The first place to start was by performing a "look see" of the engine’s intake manifold (Figure 1) making sure that vacuum hose was connected and receiving vacuum. This was followed by making sure that the intake runner sensor was properly connected and reading the correct voltage. Since all our visual checks came up empty, we connected a vacuum pump and applied vacuum to the intake manifold diaphragm while checking the sensor voltage on the scan tool.
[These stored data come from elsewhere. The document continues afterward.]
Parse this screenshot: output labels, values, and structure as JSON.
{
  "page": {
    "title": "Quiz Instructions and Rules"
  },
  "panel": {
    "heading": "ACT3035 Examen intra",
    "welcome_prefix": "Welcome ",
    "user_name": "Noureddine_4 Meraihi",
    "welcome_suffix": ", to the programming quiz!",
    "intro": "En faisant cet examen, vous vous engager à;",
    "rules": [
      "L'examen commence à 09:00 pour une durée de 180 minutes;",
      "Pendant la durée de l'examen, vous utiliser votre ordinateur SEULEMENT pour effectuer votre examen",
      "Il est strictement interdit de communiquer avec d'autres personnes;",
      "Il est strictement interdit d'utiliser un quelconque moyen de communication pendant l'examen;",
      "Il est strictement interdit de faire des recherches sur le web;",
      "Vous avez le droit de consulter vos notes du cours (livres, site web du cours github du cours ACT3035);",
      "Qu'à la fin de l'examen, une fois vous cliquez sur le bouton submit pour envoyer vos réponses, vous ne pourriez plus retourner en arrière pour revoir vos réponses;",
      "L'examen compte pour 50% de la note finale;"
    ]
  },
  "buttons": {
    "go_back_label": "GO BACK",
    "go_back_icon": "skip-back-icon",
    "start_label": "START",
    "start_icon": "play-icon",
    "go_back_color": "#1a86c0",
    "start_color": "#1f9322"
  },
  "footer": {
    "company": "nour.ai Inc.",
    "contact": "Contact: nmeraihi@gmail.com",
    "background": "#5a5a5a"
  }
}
After applying vacuum, a dozen or so times we found that the sensor was not reading the properly. I'd also like to mention that we did discover a TSB, 05-052 related to this DTC. The bulletin describes a sticking vacuum control solenoid valve which we didn't have.
The results of our test indicated that the internal runner was not always moving, or the sensor was defective. To make sure what part was defective we removed the sensor and manually moved it through the full range without finding any glitches. The next step was to remove the vacuum diaphragm assembly (Figure 2) where we uncovered an oil issue. Since we found oil in the manifold, we decided to remove the IMCA and captured a video so the vehicle owner was able to view the delay in its movement. With the intake manifold removed, (Figure 3) we checked and cleaned the intake ports that we found carboned up.
The next step was to order a new (Figure 4) intake manifold that comes with a runner, diaphragm and sensor. The reason we recommended replacing the complete manifold was due to manifold warpage that caused the new intake runner to bind up. With the owner permission we installed the new manifold then test drove the vehicle home, so the OBD II Monitors would become "Ready" for inspection.
Remember if you don’t want the "You Suck" light to illuminate, you need to make sure that all the Monitors are Ready. Now this CR-V with over 279K was now running good without the MIL being illuminated.
great case G i never knew they honda used IMRC in a 4 cyl the accord i dont believe has it
Nice job G. My oldest son has exactly the same issue on his 04 CRV. I haven't gotten into it yet because we have been swamped with work that customers pay for, not Dad. State inspection is just around the corner for him so I will follow your in steps.